I agree with all that’s been shared by others who remember caring for diabetes before the new technology. I would add, though, that I was always very grateful to have been diagnosed when I was because I was grateful to have insulin. But I am extremely grateful for the newer insulins, glucometers and cgms, and knowing that eating is all about carbs, not the exchange list. Just wish I could do more to help type 1s where I live.


I so agree! I’m about to move in to my 47th year with Type 1.

Not knowing anything at that age and those times was blissful ignorance. The days of just dipping your urine for a “range”, Ketone strips, the ugly awful glass syringes that looked like they would help plant a flower bulb…those were definitely the old days. I remember, around 1979-1980ish, my Dr’s nurse came into my exam room with what looked almost like a shoe box. She tells me that it will give a quick reading of my bs.!!!I Since that day so, so many tools have become available.
There have been such major steps. .

It has become very intensive, time consuming and very often, down right annoying.

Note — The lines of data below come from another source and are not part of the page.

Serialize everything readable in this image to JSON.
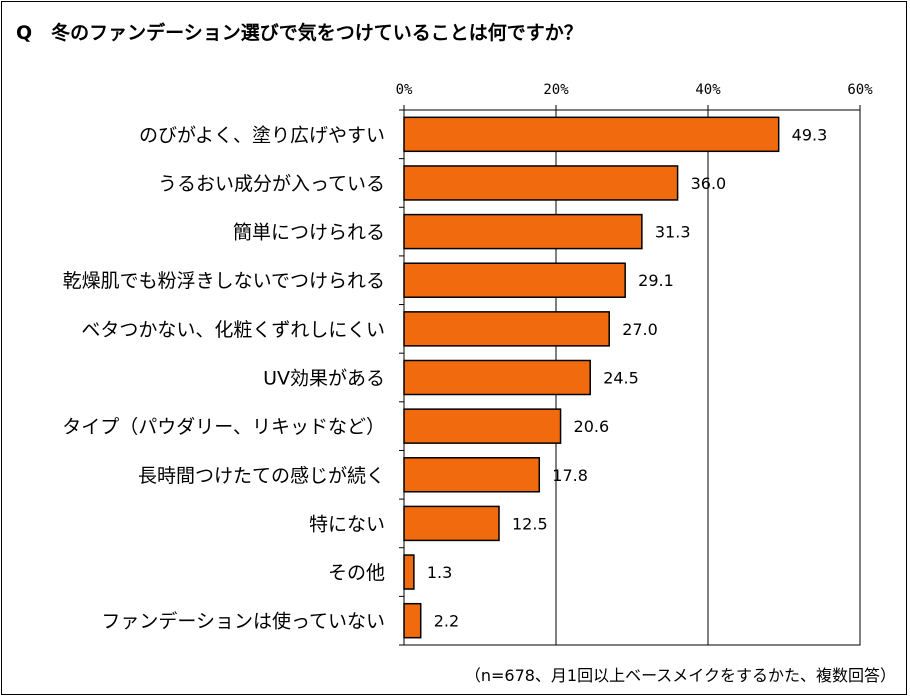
{
  "title": "Q　冬のファンデーション選びで気をつけていることは何ですか？",
  "note": "（n=678、月1回以上ベースメイクをするかた、複数回答）",
  "colors": {
    "bar": "#f26a0e",
    "bar_stroke": "#000000",
    "grid": "#000000"
  },
  "chart_data": {
    "type": "bar",
    "orientation": "horizontal",
    "title": "Q　冬のファンデーション選びで気をつけていることは何ですか？",
    "categories": [
      "のびがよく、塗り広げやすい",
      "うるおい成分が入っている",
      "簡単につけられる",
      "乾燥肌でも粉浮きしないでつけられる",
      "ベタつかない、化粧くずれしにくい",
      "UV効果がある",
      "タイプ（パウダリー、リキッドなど）",
      "長時間つけたての感じが続く",
      "特にない",
      "その他",
      "ファンデーションは使っていない"
    ],
    "values": [
      49.3,
      36.0,
      31.3,
      29.1,
      27.0,
      24.5,
      20.6,
      17.8,
      12.5,
      1.3,
      2.2
    ],
    "value_labels": [
      "49.3",
      "36.0",
      "31.3",
      "29.1",
      "27.0",
      "24.5",
      "20.6",
      "17.8",
      "12.5",
      "1.3",
      "2.2"
    ],
    "xlim": [
      0,
      60
    ],
    "xticks": [
      0,
      20,
      40,
      60
    ],
    "xtick_labels": [
      "0%",
      "20%",
      "40%",
      "60%"
    ],
    "axis_position": "top",
    "grid": true
  }
}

Wouldn’t change current technology for anything-turns out that ignorance is not always bliss!


I think what’s somewhat telling is how some long-term diabetics fight the new technology… until they embrace it eventually and can never go back. I know someone who was against MDI in the 1990s because who wants to take shots all day and in public, then against the pump because who wants to be attached to something, then against a CGM because who wants another device and all that data, etc etc


Then you have @Eric, who is never satisfied with any of the tech and goes and does amazing stuff on his own to control his dia.

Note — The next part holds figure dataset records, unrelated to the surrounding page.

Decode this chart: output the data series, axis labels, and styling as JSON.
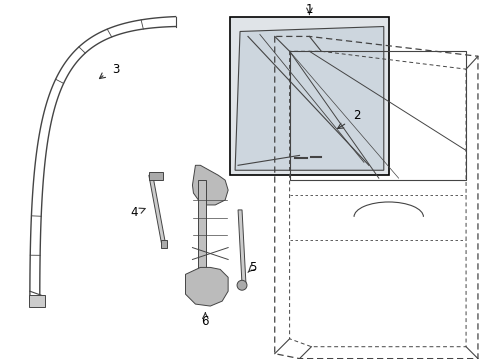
{
  "background_color": "#ffffff",
  "fig_width": 4.89,
  "fig_height": 3.6,
  "dpi": 100,
  "line_color": "#444444",
  "arrow_color": "#333333",
  "box_fill": "#e0e4e8",
  "door_fill": "#ffffff"
}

Simple answer… IT DEPENDS.

My answer… (54 years T1D).

First 20 years, K-12, college, moving to new state for new job… Managed T1D using single injection Lente insulin. Urine testing, record logs, bring to dr, told to up dose 1 or 2 units based on logs. (Lots of 4+). No diet guidance except NO SWEETS, CANDY. But bread, cereals, etc, all ok. Employer HC did not cover pre-existing condition.
Told diabetes complication (eyes, kidneys, amputations etc), result of the Disease, not the high BGs. At this point was not seeing endo. Eye exam showed early changes. But I was following doctors orders.

Mid 1980s, moved to new job, new state, good insurance, found new endo. New technology!! BG testing !!! But still considered as info for dr to use to change dose, as I was started on NPH and Reg, and “fixed” dose for “x” food exchanges. Dr reviewed logs and instructed dose adjustments. These were the doctor knows best days, do as told. BG meters available, with manually logging and review at next appt. High tech??? No.

1990s I started hearing about pump, and attended T1D support groups (in person). Huge turning point. Soon I was starting pump (Reg), and taught carb counting. Paying more attention to carbs and after meal BGs. Guess what, they are related ! So did technology drive this recognition? Why did they only teach carb counting, when starting pump ? Duh???

When Medtronic CGMS came out, I learned about it from a co-worker, with T1D son. My theory is that the oldies were not introduced to new stuff as quickly as new patients were. I had to learn it from the support groups.

So… long answer to your question…
For me, use of technology probably saved my eyesight, enabled me to continue working, including hectic stressful schedules, travel, and reduce my A1C to halt progression of complications. But it was later than it could have been.

I feel completely let down by the system that engaged new patients with newer treatments, as though it was too late to help me. Since my use of technology, it is 200% improvement.


Yes yes yes.

Pediatric patients get best education and treatment options laid out here locally still. Adults and new adult T1’s don’t get same level of care in the various offices I’ve been to. I’m still one of the only patients at my endo office using a CGM. And I was the one who asked for it, obviously. Thank goodness for SixUntilMe or I never would have known.